Privatinsolvenz

675.000 Deutsche warten auf Schuldenbefreiung

Rund 675.000 Deutsche befinden sich derzeit in der Schulden-Warteschleife. Bei einer Privatinsolvenz können sie nach mehreren Jahren des "Wohlverhaltens" von ihren restlichen Schulden befreit werden.

Geldprobleme© WavebreakmediaMicro / Fotolia.com

Hamburg – In Deutschland warten nach Berechnungen der Kreditauskunftei Crifbürgel derzeit rund 675.000 Menschen auf eine Schuldenbefreiung. Nach dem Ende der sogenannten Wohlverhaltensphase könnten die betroffenen Schuldner im Rahmen eines Privatinsolvenzverfahrens auf einen Erlass ihrer Schulden hoffen, teilte Crifbürgel am Freitag in Hamburg mit.

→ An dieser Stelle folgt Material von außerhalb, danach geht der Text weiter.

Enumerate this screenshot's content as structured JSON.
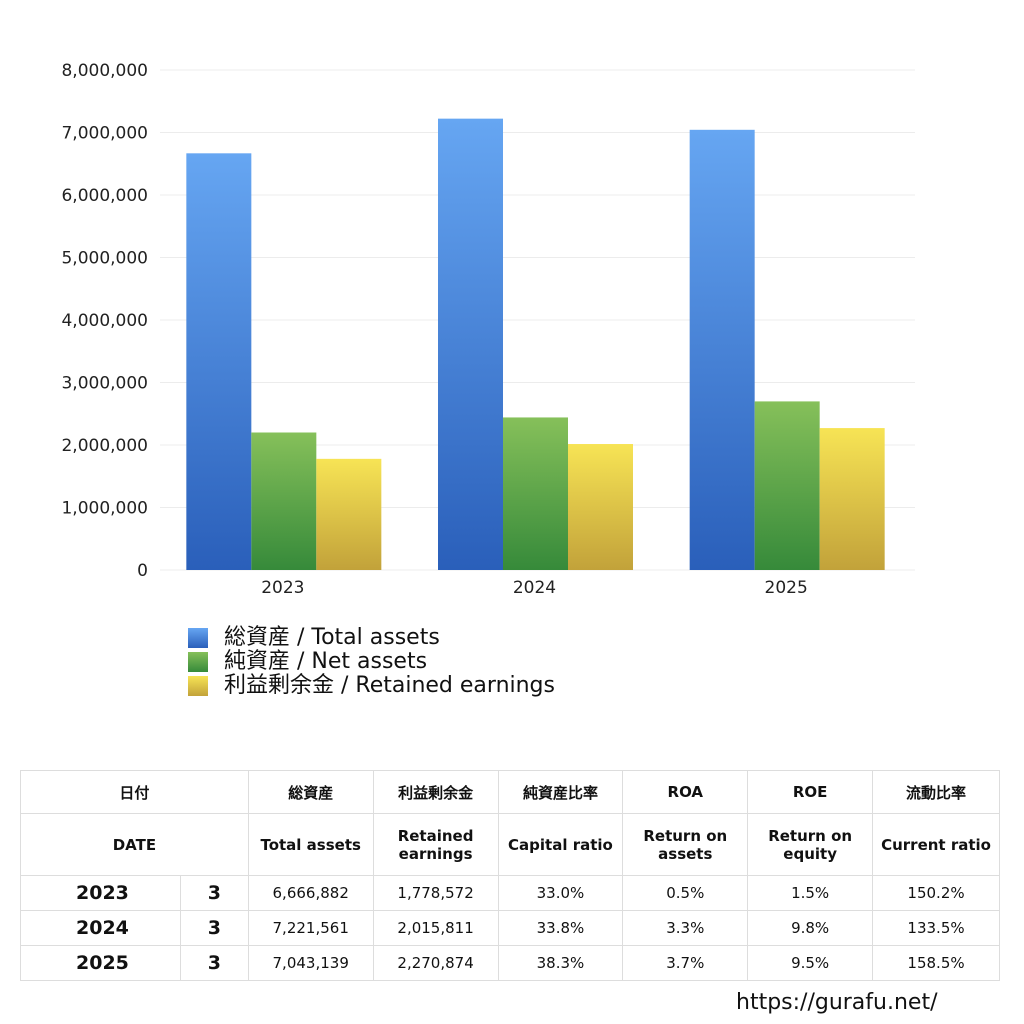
{
  "chart_data": {
    "type": "bar",
    "categories": [
      "2023",
      "2024",
      "2025"
    ],
    "series": [
      {
        "name": "総資産 / Total assets",
        "values": [
          6666882,
          7221561,
          7043139
        ],
        "color_top": "#66a6f2",
        "color_bottom": "#2a5fba"
      },
      {
        "name": "純資産 / Net assets",
        "values": [
          2200071,
          2440888,
          2697522
        ],
        "color_top": "#86c05a",
        "color_bottom": "#368a3a"
      },
      {
        "name": "利益剰余金 / Retained earnings",
        "values": [
          1778572,
          2015811,
          2270874
        ],
        "color_top": "#f7e455",
        "color_bottom": "#c2a23a"
      }
    ],
    "ylim": [
      0,
      8000000
    ],
    "yticks": [
      "0",
      "1,000,000",
      "2,000,000",
      "3,000,000",
      "4,000,000",
      "5,000,000",
      "6,000,000",
      "7,000,000",
      "8,000,000"
    ],
    "grid": true,
    "legend": "bottom-left"
  },
  "table": {
    "header_jp": [
      "日付",
      "総資産",
      "利益剰余金",
      "純資産比率",
      "ROA",
      "ROE",
      "流動比率"
    ],
    "header_en": [
      "DATE",
      "Total assets",
      "Retained earnings",
      "Capital ratio",
      "Return on assets",
      "Return on equity",
      "Current ratio"
    ],
    "rows": [
      [
        "2023",
        "3",
        "6,666,882",
        "1,778,572",
        "33.0%",
        "0.5%",
        "1.5%",
        "150.2%"
      ],
      [
        "2024",
        "3",
        "7,221,561",
        "2,015,811",
        "33.8%",
        "3.3%",
        "9.8%",
        "133.5%"
      ],
      [
        "2025",
        "3",
        "7,043,139",
        "2,270,874",
        "38.3%",
        "3.7%",
        "9.5%",
        "158.5%"
      ]
    ]
  },
  "watermark": "https://gurafu.net/"
}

Privatinsolvenzen nach Bundesland

Bundesweiter Spitzenreiter bei den Privatpleiten ist Bremen mit 134 Fällen je 10.000 Einwohner, gefolgt von Niedersachsen und dem Saarland (je 109 Fälle). Deutlich unter dem bundesweiten Durchschnittswert von 82 Fällen liegen Bayern (58) und Baden-Württemberg (57). Spitzenreiter bei den absoluten Zahlen ist dagegen Nordrhein-Westfalen mit rund 168.000 Betroffenen.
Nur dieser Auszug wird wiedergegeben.